Michael found that he needed classic code for Advance Join rules, doing anything with multi-valued attributes other than just flowing them and "Converting Binary values to ISO8601 Datetime." In his example he could have modified his SQL query that gets the data from HR and avoided the need for the Advanced Join rule.
In addition to Michael's list here are some other things that you may need classic code to do:
- Advanced Filtering scenario to cause disconnections
- Changing the Metaverse object type when a connector joins to it
- Join Resolution Rules
- Manual Precedence Import Flows
- Provision objects with Auxiliary classes
- Decide on a case by case basis whether to deprovision as a Disconnector, Explicit Disconnector or just delete the object.
But what does the FIM Sync engine bring us beyond what we had in ILM 2007 FP1?
- A lot less need for MVDeletion rules extension since we can indicate that disconnection from any of a list of MA's should trigger MV Deletion or if it is disconnected from all MA's (but ignore this one and that one)
- Many, many attribute transformations can be done with Sync Rules and don't need code
- A way to do fairly sophisticated provisioning logic without code (Transition Sets, MPRs, Workflows, OutBound Sync Rules)

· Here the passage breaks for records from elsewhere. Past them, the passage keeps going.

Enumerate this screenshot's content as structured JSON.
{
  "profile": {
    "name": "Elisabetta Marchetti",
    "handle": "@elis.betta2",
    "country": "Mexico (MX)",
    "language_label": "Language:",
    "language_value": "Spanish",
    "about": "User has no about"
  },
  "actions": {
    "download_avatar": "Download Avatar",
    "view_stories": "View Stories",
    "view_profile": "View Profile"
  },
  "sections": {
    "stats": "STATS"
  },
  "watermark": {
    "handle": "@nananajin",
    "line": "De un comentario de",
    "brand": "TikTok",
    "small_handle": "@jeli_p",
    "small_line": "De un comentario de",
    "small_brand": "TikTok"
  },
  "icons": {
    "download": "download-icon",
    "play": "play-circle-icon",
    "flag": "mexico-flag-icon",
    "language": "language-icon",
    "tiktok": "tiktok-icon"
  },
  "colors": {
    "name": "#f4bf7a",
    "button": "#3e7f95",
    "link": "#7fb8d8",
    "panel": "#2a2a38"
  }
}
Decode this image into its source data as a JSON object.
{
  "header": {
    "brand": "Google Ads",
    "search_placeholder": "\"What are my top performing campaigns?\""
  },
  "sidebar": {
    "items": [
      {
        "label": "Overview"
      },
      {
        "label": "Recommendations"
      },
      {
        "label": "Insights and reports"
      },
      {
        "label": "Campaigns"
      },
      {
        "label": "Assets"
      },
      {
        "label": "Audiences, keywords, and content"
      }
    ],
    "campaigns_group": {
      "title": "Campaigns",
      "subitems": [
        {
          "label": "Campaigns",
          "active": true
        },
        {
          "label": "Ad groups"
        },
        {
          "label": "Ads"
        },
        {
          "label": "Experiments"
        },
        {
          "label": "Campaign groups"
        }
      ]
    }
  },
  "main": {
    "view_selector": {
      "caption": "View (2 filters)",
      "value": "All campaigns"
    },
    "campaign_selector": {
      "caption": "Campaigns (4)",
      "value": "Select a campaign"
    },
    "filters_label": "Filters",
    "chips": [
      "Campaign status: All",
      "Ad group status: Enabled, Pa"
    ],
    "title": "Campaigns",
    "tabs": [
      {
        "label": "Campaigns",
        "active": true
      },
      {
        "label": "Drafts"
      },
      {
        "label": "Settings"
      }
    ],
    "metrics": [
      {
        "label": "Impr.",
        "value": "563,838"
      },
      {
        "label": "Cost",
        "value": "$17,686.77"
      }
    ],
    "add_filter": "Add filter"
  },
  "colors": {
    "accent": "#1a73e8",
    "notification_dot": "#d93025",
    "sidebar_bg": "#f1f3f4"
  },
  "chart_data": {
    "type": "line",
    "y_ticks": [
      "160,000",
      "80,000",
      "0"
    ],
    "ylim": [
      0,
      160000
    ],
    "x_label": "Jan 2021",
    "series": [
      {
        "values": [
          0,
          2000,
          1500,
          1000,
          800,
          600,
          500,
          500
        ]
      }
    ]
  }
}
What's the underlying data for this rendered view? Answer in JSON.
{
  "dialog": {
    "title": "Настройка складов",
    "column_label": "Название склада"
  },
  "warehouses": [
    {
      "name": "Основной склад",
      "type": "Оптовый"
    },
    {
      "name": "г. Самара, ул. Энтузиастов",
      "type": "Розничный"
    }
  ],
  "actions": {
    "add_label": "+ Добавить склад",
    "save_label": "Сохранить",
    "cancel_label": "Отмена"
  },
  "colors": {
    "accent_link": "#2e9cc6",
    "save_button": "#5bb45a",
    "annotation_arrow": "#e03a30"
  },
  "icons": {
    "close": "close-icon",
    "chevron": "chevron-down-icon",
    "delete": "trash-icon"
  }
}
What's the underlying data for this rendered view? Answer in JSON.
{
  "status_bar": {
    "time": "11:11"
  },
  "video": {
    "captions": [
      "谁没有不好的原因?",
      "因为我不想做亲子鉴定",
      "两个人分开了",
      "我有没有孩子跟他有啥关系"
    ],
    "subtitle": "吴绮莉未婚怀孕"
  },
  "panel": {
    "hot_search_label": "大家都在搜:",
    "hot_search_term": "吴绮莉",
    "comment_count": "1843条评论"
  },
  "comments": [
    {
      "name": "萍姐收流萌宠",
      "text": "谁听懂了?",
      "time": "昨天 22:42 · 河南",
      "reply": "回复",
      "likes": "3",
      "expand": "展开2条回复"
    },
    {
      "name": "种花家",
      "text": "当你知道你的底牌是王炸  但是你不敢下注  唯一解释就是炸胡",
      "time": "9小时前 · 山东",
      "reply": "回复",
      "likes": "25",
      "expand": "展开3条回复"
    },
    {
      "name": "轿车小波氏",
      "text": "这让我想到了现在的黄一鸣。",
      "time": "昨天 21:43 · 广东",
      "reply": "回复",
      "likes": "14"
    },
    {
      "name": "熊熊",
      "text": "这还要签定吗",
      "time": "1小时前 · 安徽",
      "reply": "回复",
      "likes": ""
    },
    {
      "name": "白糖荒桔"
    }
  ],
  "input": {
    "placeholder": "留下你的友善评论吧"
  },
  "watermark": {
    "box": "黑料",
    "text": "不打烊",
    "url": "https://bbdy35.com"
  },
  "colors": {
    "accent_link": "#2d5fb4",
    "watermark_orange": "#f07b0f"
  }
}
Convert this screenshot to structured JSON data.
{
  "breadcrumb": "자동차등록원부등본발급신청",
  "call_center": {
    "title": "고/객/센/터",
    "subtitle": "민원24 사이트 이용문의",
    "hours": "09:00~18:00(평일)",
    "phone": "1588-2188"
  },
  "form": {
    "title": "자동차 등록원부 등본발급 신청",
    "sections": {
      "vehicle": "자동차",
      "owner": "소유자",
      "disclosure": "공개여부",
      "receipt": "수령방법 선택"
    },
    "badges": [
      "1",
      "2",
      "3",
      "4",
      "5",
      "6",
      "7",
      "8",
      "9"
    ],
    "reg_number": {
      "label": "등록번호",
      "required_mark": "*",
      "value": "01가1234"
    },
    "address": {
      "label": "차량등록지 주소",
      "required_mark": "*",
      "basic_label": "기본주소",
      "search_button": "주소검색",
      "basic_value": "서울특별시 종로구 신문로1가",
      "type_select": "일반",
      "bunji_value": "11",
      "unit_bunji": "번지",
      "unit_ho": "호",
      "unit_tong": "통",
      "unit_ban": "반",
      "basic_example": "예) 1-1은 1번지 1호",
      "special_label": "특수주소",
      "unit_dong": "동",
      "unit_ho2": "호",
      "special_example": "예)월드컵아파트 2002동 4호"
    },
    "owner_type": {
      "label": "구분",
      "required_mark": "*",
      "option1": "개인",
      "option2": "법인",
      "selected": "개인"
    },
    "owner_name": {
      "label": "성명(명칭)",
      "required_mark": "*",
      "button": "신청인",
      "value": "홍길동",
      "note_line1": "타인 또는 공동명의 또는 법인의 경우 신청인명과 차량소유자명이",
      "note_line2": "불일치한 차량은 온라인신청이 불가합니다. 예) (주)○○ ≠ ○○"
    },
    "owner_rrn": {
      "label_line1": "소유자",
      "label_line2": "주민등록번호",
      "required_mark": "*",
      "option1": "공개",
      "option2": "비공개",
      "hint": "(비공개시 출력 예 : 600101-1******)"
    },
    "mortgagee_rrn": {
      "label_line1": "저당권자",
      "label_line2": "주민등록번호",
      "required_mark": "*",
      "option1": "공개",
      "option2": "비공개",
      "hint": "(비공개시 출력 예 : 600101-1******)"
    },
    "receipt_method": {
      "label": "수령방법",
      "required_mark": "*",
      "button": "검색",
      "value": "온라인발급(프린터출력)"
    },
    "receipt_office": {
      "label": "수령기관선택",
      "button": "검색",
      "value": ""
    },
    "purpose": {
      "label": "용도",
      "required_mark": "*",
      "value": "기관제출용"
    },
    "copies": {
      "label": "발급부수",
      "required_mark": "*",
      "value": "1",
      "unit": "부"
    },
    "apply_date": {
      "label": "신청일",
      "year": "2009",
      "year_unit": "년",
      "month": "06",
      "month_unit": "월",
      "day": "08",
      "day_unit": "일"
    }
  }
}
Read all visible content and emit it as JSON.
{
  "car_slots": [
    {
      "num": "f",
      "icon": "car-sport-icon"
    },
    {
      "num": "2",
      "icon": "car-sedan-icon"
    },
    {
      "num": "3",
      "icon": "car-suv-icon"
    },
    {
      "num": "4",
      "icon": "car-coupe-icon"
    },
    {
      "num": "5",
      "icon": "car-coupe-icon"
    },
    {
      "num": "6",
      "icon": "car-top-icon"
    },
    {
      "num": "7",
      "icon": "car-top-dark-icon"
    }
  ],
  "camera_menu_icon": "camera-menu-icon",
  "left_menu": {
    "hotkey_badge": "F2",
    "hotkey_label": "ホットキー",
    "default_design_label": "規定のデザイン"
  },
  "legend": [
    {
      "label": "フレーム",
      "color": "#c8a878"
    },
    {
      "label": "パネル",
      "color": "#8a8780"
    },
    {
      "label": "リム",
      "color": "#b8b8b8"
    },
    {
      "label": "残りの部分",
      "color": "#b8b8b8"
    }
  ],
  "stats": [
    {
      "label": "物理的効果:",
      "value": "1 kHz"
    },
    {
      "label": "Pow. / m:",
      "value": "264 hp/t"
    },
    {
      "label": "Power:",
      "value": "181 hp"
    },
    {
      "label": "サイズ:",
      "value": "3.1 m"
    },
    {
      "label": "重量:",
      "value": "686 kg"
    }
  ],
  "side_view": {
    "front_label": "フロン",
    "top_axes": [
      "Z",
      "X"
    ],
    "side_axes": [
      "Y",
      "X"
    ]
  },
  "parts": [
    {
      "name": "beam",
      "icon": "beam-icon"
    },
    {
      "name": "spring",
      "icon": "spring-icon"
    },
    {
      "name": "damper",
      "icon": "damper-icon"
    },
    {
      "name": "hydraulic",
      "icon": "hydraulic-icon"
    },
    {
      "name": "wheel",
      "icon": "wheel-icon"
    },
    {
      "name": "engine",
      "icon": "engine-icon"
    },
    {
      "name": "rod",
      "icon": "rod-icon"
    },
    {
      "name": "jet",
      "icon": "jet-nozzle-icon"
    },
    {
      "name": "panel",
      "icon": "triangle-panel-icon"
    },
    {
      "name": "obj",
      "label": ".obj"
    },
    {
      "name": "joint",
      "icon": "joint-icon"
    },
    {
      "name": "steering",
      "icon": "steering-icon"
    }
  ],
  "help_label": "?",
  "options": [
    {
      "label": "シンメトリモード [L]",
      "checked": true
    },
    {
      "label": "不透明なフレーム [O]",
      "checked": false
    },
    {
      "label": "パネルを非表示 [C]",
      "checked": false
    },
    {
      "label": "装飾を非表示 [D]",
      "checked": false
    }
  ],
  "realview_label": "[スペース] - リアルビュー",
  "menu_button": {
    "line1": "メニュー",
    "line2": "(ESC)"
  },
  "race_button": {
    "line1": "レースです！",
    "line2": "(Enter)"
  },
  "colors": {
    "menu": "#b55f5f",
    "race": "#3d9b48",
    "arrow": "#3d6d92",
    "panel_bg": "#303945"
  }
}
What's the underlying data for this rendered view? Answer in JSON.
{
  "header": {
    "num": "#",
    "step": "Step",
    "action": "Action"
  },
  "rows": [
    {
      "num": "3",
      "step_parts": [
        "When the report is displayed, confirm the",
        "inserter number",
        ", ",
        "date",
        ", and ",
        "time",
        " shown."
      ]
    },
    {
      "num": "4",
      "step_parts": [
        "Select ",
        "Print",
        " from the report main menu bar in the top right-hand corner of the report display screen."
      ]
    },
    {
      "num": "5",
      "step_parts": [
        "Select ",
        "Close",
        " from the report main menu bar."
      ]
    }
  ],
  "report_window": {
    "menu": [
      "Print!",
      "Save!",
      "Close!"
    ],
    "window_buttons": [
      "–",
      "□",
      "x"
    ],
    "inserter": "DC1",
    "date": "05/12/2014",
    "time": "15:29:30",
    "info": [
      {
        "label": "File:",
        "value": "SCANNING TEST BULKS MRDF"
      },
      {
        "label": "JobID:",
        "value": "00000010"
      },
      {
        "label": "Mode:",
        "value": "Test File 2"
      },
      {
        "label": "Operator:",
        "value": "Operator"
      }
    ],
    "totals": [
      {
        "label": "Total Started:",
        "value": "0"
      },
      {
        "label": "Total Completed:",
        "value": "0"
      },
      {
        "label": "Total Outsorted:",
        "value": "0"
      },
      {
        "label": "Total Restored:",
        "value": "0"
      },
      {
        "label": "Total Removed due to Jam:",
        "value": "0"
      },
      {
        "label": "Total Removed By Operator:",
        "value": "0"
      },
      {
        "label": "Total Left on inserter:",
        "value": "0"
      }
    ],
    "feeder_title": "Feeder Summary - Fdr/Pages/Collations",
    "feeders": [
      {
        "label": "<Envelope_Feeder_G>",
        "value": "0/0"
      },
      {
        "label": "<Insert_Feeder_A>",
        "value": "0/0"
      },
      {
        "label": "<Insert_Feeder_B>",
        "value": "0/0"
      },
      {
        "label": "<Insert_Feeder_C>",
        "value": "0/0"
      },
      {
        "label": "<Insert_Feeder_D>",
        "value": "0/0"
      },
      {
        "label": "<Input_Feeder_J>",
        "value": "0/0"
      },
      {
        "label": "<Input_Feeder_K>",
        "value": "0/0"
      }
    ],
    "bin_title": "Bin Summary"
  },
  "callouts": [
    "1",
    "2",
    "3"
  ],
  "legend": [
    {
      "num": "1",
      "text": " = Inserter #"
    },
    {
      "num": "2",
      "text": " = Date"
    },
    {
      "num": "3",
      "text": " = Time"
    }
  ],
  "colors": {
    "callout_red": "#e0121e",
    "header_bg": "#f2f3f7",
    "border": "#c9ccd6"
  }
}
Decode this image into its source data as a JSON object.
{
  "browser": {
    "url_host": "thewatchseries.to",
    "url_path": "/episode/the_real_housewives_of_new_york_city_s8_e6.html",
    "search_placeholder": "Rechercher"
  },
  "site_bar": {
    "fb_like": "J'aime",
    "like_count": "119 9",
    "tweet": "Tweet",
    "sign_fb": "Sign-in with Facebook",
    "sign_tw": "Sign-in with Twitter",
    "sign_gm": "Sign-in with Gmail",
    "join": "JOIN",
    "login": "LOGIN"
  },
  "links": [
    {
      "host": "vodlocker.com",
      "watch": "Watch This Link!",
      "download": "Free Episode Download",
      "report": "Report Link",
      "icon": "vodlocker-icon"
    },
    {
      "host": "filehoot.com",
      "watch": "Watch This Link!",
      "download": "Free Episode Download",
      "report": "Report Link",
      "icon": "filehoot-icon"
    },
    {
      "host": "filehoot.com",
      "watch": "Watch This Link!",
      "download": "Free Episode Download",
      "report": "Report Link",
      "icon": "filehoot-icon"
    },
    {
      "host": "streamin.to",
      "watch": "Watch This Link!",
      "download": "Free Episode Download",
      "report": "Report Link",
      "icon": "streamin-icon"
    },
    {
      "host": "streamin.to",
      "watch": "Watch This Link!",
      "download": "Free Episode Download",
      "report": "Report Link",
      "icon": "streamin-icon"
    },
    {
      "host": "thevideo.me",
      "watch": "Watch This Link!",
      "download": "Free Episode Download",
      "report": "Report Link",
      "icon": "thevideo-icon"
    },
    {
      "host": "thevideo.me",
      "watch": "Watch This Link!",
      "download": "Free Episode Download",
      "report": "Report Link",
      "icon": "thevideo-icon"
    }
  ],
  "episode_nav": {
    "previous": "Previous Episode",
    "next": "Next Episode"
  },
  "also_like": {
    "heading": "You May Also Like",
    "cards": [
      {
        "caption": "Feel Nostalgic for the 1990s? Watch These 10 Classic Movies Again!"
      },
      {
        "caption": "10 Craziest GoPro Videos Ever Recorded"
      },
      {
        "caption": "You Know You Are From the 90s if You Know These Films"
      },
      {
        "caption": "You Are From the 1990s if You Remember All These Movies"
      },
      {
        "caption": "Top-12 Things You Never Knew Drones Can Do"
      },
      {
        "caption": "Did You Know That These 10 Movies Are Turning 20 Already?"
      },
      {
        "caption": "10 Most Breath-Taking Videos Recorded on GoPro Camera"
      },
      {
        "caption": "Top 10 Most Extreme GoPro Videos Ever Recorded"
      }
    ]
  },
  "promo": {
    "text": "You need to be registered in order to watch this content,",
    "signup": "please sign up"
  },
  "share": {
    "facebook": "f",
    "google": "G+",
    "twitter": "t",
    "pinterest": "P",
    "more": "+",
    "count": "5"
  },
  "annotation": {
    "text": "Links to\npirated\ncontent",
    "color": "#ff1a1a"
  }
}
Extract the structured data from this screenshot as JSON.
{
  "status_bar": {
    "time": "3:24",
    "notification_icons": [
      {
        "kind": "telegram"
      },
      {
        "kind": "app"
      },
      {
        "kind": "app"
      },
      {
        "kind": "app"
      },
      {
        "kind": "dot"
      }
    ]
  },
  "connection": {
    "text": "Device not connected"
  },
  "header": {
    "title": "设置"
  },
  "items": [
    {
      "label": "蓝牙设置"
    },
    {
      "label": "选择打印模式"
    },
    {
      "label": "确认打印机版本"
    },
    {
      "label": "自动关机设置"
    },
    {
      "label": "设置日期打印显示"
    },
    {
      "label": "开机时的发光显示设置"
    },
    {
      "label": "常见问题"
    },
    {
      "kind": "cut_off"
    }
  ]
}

- R2: A way to do some basic provisioning logic with filter based Outbound Sync rules that performs pretty decently and doesn't require a detour through the FIM Service
- New ways to trigger deprovisioning (Transition Sets, MPRs, Workflows, OutBound Sync Rules)
- OU creation w/o code (That sure is nice and no worried about the OU being a connector to the MV object that first needed it)
- DN Rename w/o code (also very nice)
In my presentation I contrasted the new sync rules with the classic config and code:
Finally here were my recommendations that many disagreed with but it sounds like Michael would agree:
There are some high volume scenarios where sync rules are too slow and there are still some customers that get all they want out the classic sync engine and don't want to pay for CALs.